第4話:馬車の事故

「とても楽しかったわ」

「そうですね」


 今日は人気歌劇のマチネーのある日で、楽しく観劇してまいりました。

 ずっと見たかった歌劇ですから嬉しくて。

 今は侍女のナナとともにゴトゴトと馬車に揺られながら、王都のデービス家タウンハウスへ戻る途中です。


「護衛騎士役の俳優の方、格好良くなかったですか?」

「そうね。でもナナって熱血の人が好みじゃなかったでしたっけ? クールな役どころでしたよ?」

「いい男であれば選り好みはしないのです。好き嫌いなく御飯をいただくのと同じ、もったいない精神です」


 いい男であれば、というのは選り好んでいることにはならないのかしら?

 ナナの感覚はちょっとわからないところがありますね。


「失恋した時は、いい男を見るのが一番の癒しになります」

「私は失恋したわけではないのですけれど」

「そうですか? わんわん泣いていらしたではないですか」

「あれは……」


 失恋だったのでしょうか?

 いえ、そうではなくて喪失感だった気がします。

 初めエドガー様の婚約者になった時は恋していたんだと思いますが……。

 いつからか考えが変化していたんですね。

 これから築いてゆく生活に思いを馳せるのではなく、ただ関係を失うことのみを恐れていました。

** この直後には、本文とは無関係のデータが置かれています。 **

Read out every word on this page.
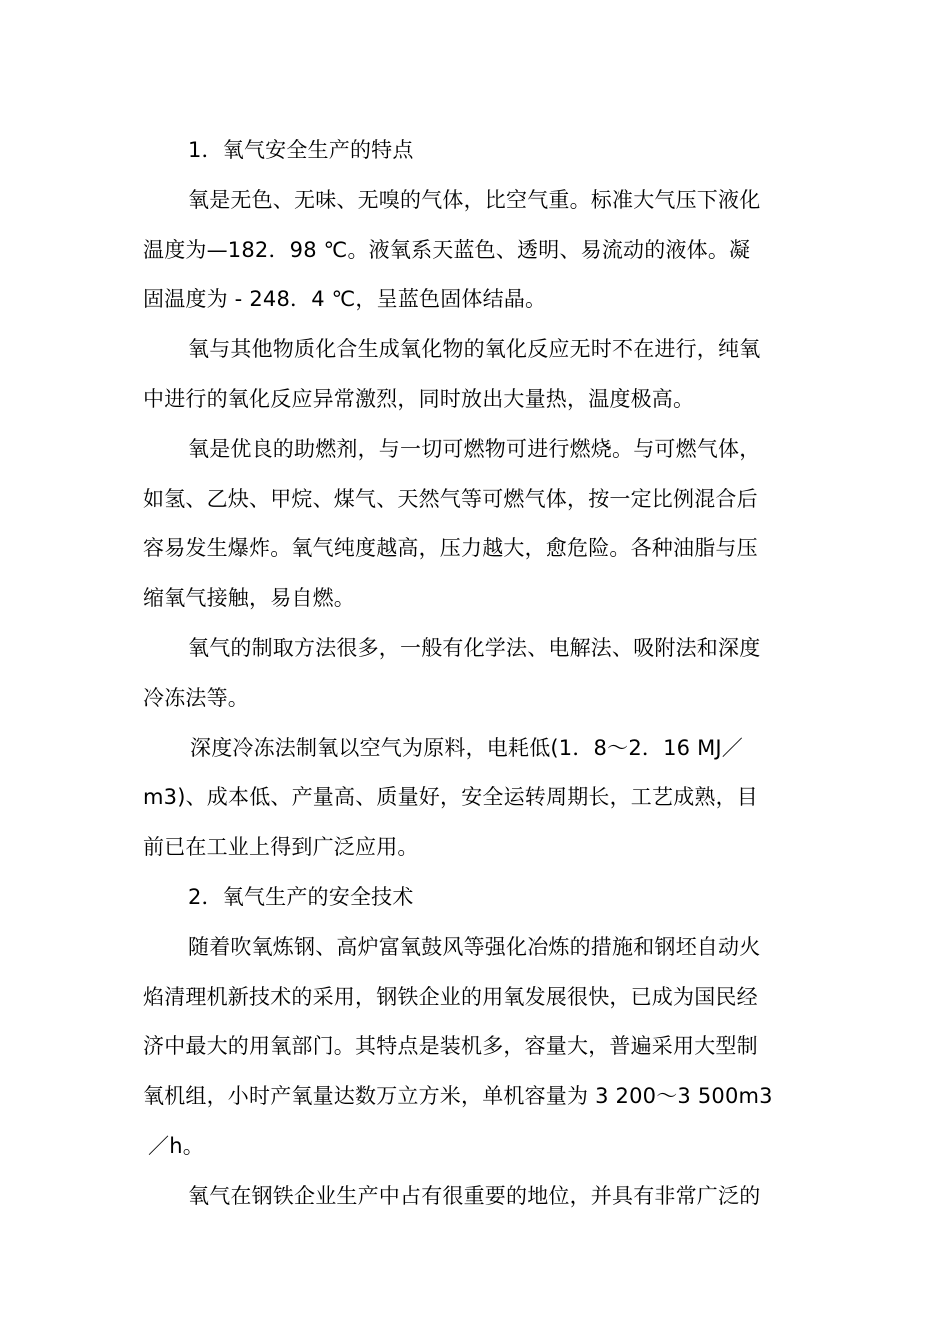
1．氧气安全生产的特点
氧是无色、无味、无嗅的气体，比空气重。标准大气压下液化
温度为—182．98 ℃。液氧系天蓝色、透明、易流动的液体。凝
固温度为 - 248．4 ℃，呈蓝色固体结晶。
氧与其他物质化合生成氧化物的氧化反应无时不在进行，纯氧
中进行的氧化反应异常激烈，同时放出大量热，温度极高。
氧是优良的助燃剂，与一切可燃物可进行燃烧。与可燃气体，
如氢、乙炔、甲烷、煤气、天然气等可燃气体，按一定比例混合后
容易发生爆炸。氧气纯度越高，压力越大，愈危险。各种油脂与压
缩氧气接触，易自燃。
氧气的制取方法很多，一般有化学法、电解法、吸附法和深度
冷冻法等。
深度冷冻法制氧以空气为原料，电耗低(1．8～2．16 MJ／
m3)、成本低、产量高、质量好，安全运转周期长，工艺成熟，目
前已在工业上得到广泛应用。
2．氧气生产的安全技术
随着吹氧炼钢、高炉富氧鼓风等强化冶炼的措施和钢坯自动火
焰清理机新技术的采用，钢铁企业的用氧发展很快，已成为国民经
济中最大的用氧部门。其特点是装机多，容量大，普遍采用大型制
氧机组，小时产氧量达数万立方米，单机容量为 3 200～3 500m3
／h。
氧气在钢铁企业生产中占有很重要的地位，并具有非常广泛的
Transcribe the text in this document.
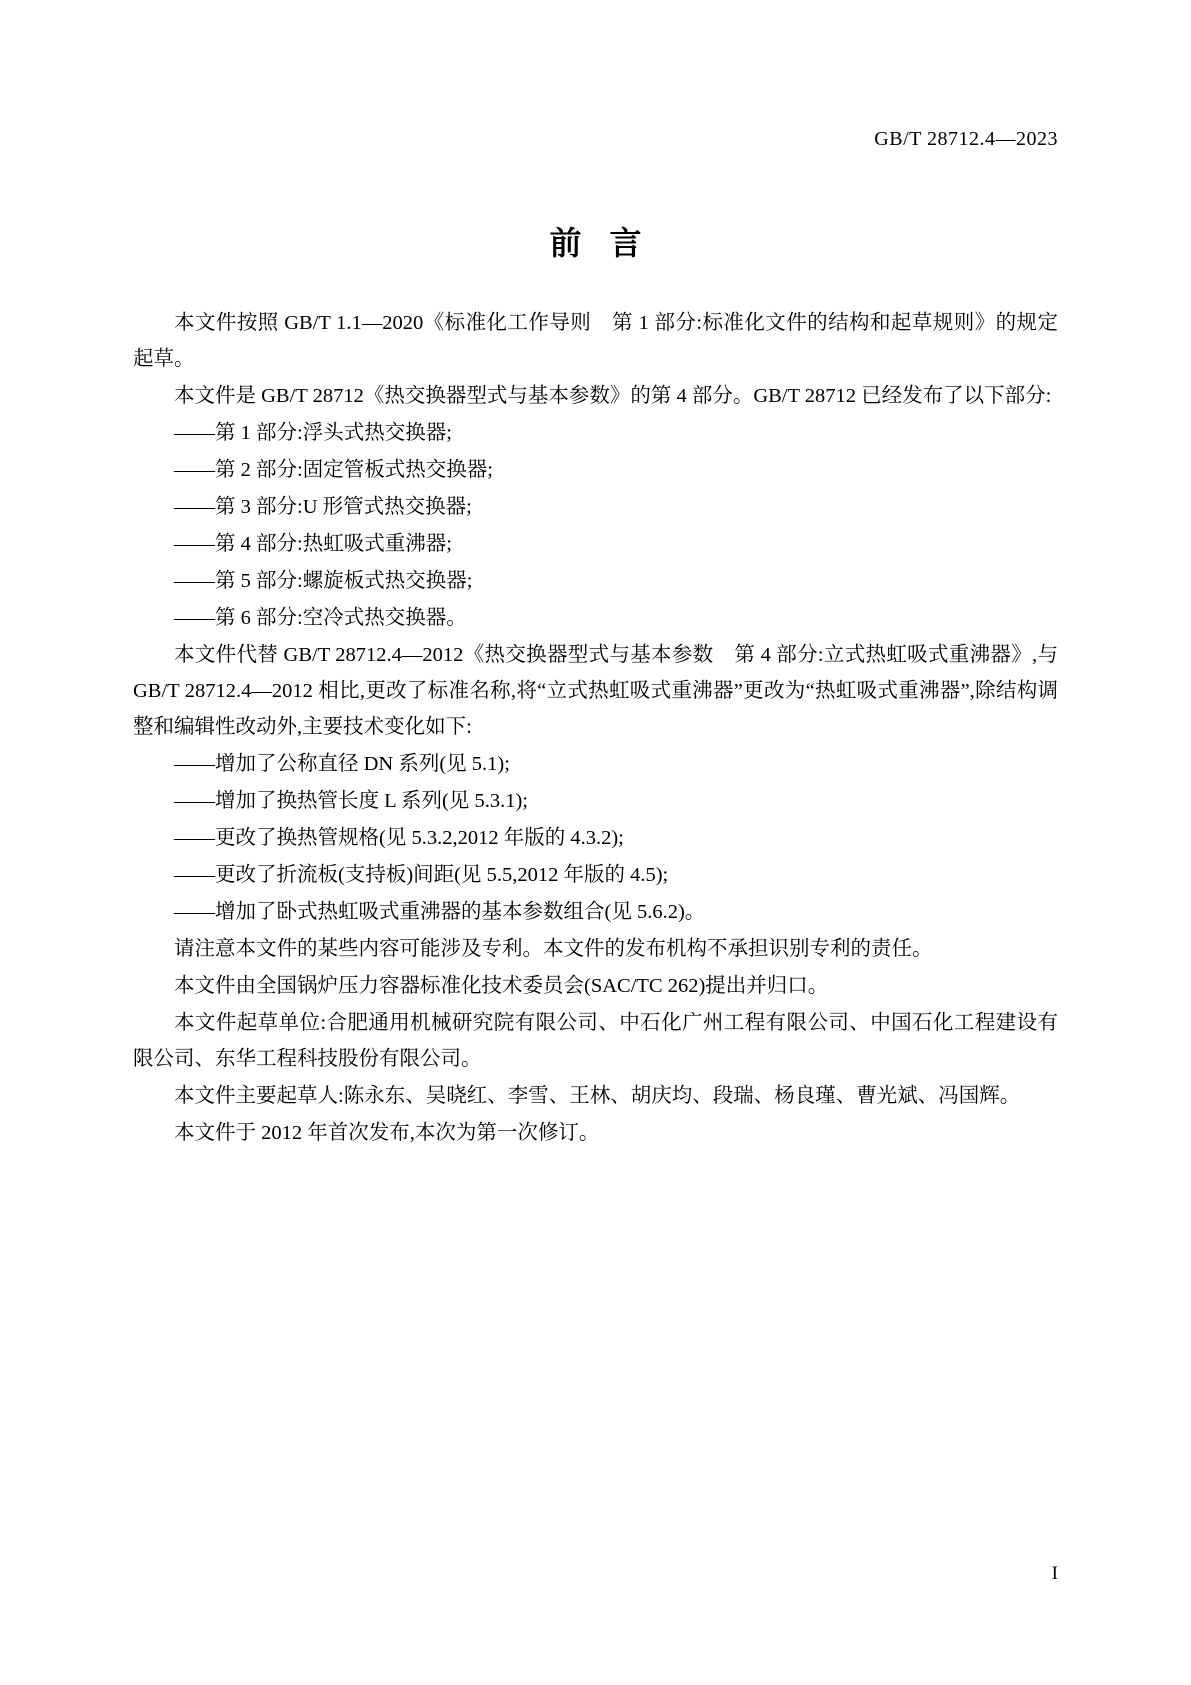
GB/T 28712.4—2023
前言

本文件按照 GB/T 1.1—2020《标准化工作导则　第 1 部分:标准化文件的结构和起草规则》的规定起草。

本文件是 GB/T 28712《热交换器型式与基本参数》的第 4 部分。GB/T 28712 已经发布了以下部分:

——第 1 部分:浮头式热交换器;

——第 2 部分:固定管板式热交换器;

——第 3 部分:U 形管式热交换器;

——第 4 部分:热虹吸式重沸器;

——第 5 部分:螺旋板式热交换器;

——第 6 部分:空冷式热交换器。

本文件代替 GB/T 28712.4—2012《热交换器型式与基本参数　第 4 部分:立式热虹吸式重沸器》,与 GB/T 28712.4—2012 相比,更改了标准名称,将“立式热虹吸式重沸器”更改为“热虹吸式重沸器”,除结构调整和编辑性改动外,主要技术变化如下:

——增加了公称直径 DN 系列(见 5.1);

——增加了换热管长度 L 系列(见 5.3.1);

——更改了换热管规格(见 5.3.2,2012 年版的 4.3.2);

——更改了折流板(支持板)间距(见 5.5,2012 年版的 4.5);

——增加了卧式热虹吸式重沸器的基本参数组合(见 5.6.2)。

请注意本文件的某些内容可能涉及专利。本文件的发布机构不承担识别专利的责任。

本文件由全国锅炉压力容器标准化技术委员会(SAC/TC 262)提出并归口。

本文件起草单位:合肥通用机械研究院有限公司、中石化广州工程有限公司、中国石化工程建设有限公司、东华工程科技股份有限公司。

本文件主要起草人:陈永东、吴晓红、李雪、王林、胡庆均、段瑞、杨良瑾、曹光斌、冯国辉。

本文件于 2012 年首次发布,本次为第一次修订。

I
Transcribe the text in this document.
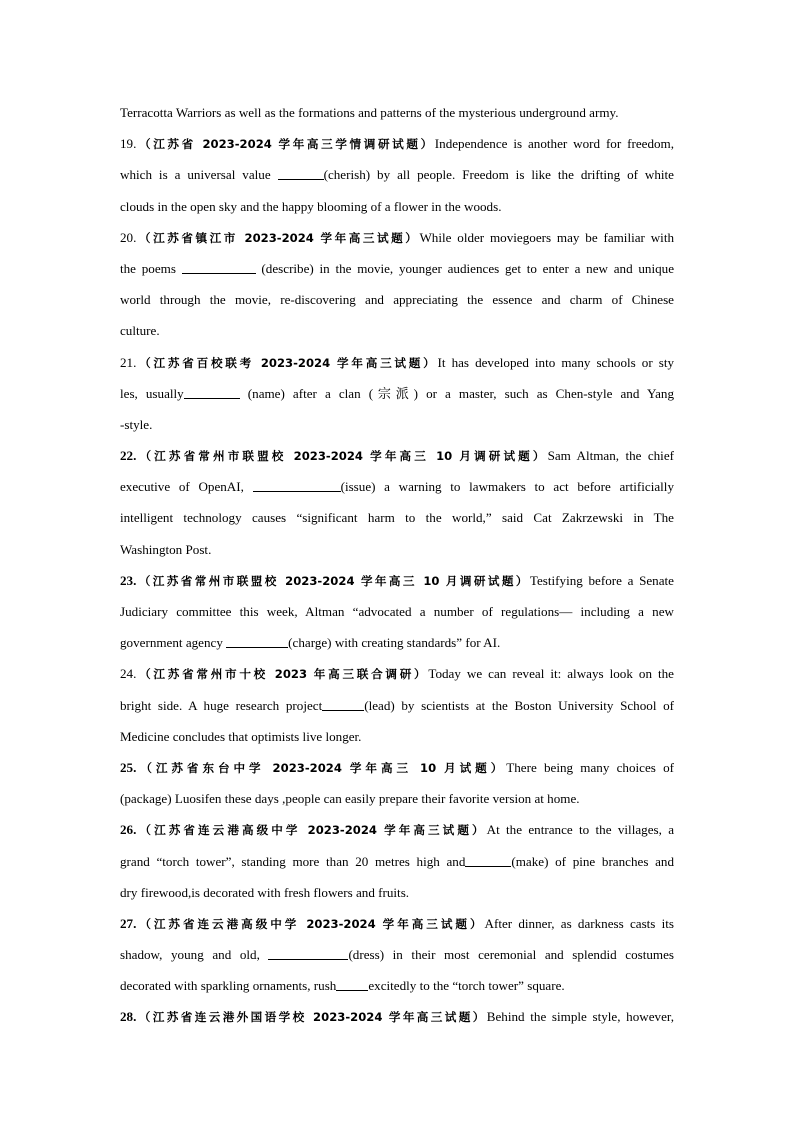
Terracotta Warriors as well as the formations and patterns of the mysterious underground army.
19.（江苏省 2023-2024 学年高三学情调研试题）Independence is another word for freedom,
which is a universal value	(cherish) by all people. Freedom is like the drifting of white
clouds in the open sky and the happy blooming of a flower in the woods.
20.（江苏省镇江市 2023-2024 学年高三试题）While older moviegoers may be familiar with
the poems	(describe) in the movie, younger audiences get to enter a new and unique
world through the movie, re-discovering and appreciating the essence and charm of Chinese
culture.
21.（江苏省百校联考 2023-2024 学年高三试题）It has developed into many schools or sty
les, usually	(name) after a clan (宗派) or a master, such as Chen-style and Yang
-style.
22.（江苏省常州市联盟校 2023-2024 学年高三 10 月调研试题）Sam Altman, the chief
executive of OpenAI,	(issue) a warning to lawmakers to act before artificially
intelligent technology causes “significant harm to the world,” said Cat Zakrzewski in The
Washington Post.
23.（江苏省常州市联盟校 2023-2024 学年高三 10 月调研试题）Testifying before a Senate
Judiciary committee this week, Altman “advocated a number of regulations— including a new
government agency	(charge) with creating standards” for AI.
24.（江苏省常州市十校 2023 年高三联合调研）Today we can reveal it: always look on the
bright side. A huge research project	(lead) by scientists at the Boston University School of
Medicine concludes that optimists live longer.
25.（江苏省东台中学 2023-2024 学年高三 10 月试题）There being many choices of
(package) Luosifen these days ,people can easily prepare their favorite version at home.
26.（江苏省连云港高级中学 2023-2024 学年高三试题）At the entrance to the villages, a
grand “torch tower”, standing more than 20 metres high and	(make) of pine branches and
dry firewood,is decorated with fresh flowers and fruits.
27.（江苏省连云港高级中学 2023-2024 学年高三试题）After dinner, as darkness casts its
shadow, young and old,	(dress) in their most ceremonial and splendid costumes
decorated with sparkling ornaments, rush excitedly to the “torch tower” square.
28.（江苏省连云港外国语学校 2023-2024 学年高三试题）Behind the simple style, however,
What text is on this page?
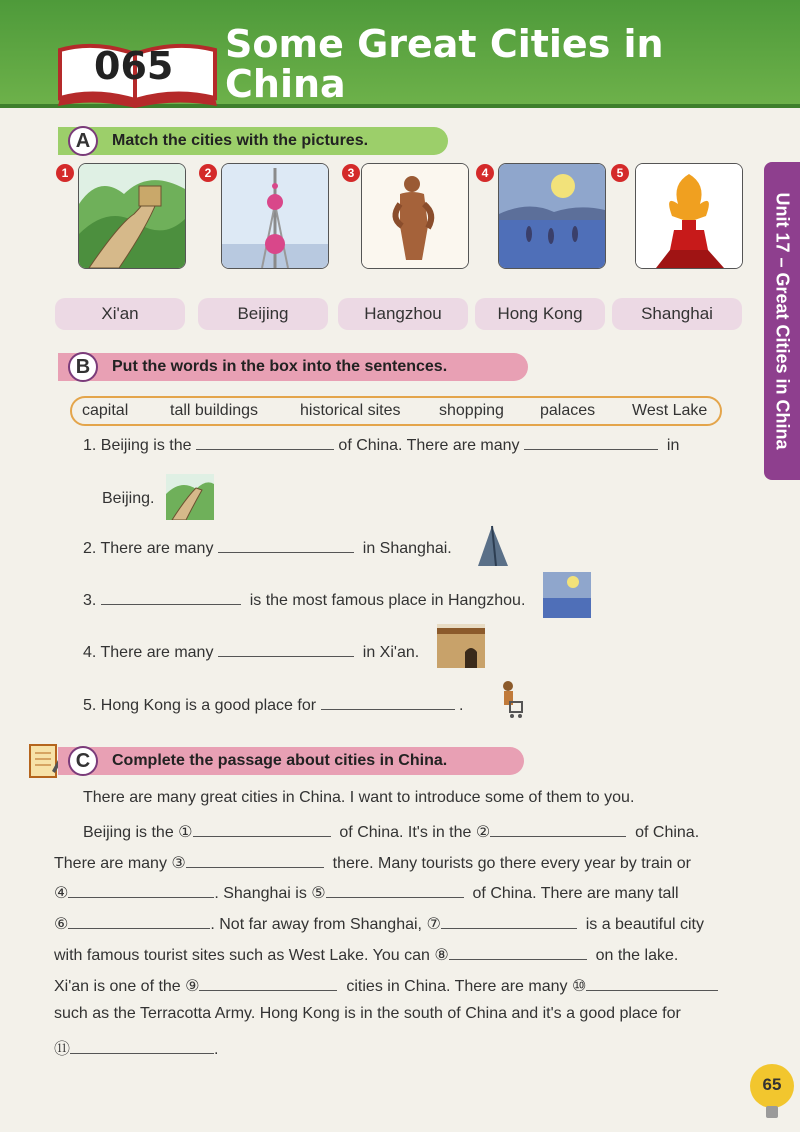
065 Some Great Cities in
China
Unit 17 – Great Cities in China
Match the cities with the pictures.
A
1	2	3	4	5
Xi'an	Beijing	Hangzhou	Hong Kong	Shanghai
Put the words in the box into the sentences.
B
capital	tall buildings	historical sites shopping palaces West Lake
1. Beijing is the	of China. There are many	in
Beijing.
2. There are many	in Shanghai.
3.	is the most famous place in Hangzhou.
4. There are many	in Xi'an.
5. Hong Kong is a good place for	.
Complete the passage about cities in China.
C
There are many great cities in China. I want to introduce some of them to you.
Beijing is the ①	of China. It's in the ②	of China.
There are many ③	there. Many tourists go there every year by train or
④	. Shanghai is ⑤	of China. There are many tall
⑥	. Not far away from Shanghai, ⑦	is a beautiful city
with famous tourist sites such as West Lake. You can ⑧	on the lake.
Xi'an is one of the ⑨	cities in China. There are many ⑩
such as the Terracotta Army. Hong Kong is in the south of China and it's a good place for
⑪	.
65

 あら、これもナナの言うもったいない精神なのかしら?


「リディア様がお元気になられてよかったです」

「うふふ、心配かけてごめんなさいね」


 婚約破棄のショックから私が立ち直るきっかけを作ってくださったのは、間違いなく魔法神様です。

 ありがたいことです。

 ナナも私に気を使ってくれて嬉しかったですよ。


「お父様とお母様にお土産も買いましたし」


 私が魔法を使えるようになった経緯は両親に話しました。


『婚約破棄されたら魔法神の加護を得て、魔法を使えるようになっただと?』

『リディア、学校を休学して領で静養してもよろしいですのよ?』

『本当なのです!』


 お父様お母様まで私を可哀そうな子を見る目をしています。

 ナナと同じ反応ではありませんか。

 違うのです!

 確かに婚約破棄されたのはショックでしたが、それとこれとは話が別なのです!

 わかってもらうのに大汗をかきました。


 ……加護を得ることは喜ばしいことだと思います。

 でも常識で測れない奇跡的な現象ですからね。

 理解してもらえないケースも案外多いのでは?

 今後事情を話さなくてはいけないことがあったりしたら嫌ですね。

 とても億劫です。


「どうしたんでしょう?」

「事故のようですね」


 馬車が渋滞しています。

 この先の交差点で何事か起きているようです。


「リディア様、どういたしましょうか?」

「ここまで来れば家まで大した距離ではありません。歩きましょう。馬車はこの先の交差点を通らず、大回りして戻してくださる?」

「了解いたしました」


 御者に指示を出して馬車を降ります。

 交差点の方へ。

 様子を見ていきましょう。

 ああ、やはり事故でしたか。


「馬車が横倒しになっていますね」

「二台もです。衝突事故でしょうか?」


 見ていた方が教えてくれます。


「つい今しがたのことなんだが、車軸の壊れた馬車がバランスを崩してぶつかってな。もう一台の馬車とともに倒れたんだ」

「そうだったのですか。わざわざ教えてくださってありがとうございます」


 石畳にべっとり血が付いています。

 馬は無事のようですので、乗っていた方がケガをされたのでしょうか?

 痛ましいことです。


「あっ、リディア様大変です。あれは王家の紋ですよ!」


 王族のどなたかが事故に遭われたのでしょうか?

 従者と思われる方の悲痛な声が聞こえます。


「誰か助けてくれ! ランドルフ殿下が下敷きになっているんだ!」

「「えっ?」」


 近々王太子になられるであろうランドルフ第一王子殿下が?

 とても感じのいい方で、スクールで出会うと私のような者にもニコと微笑みかけてくれたほどです。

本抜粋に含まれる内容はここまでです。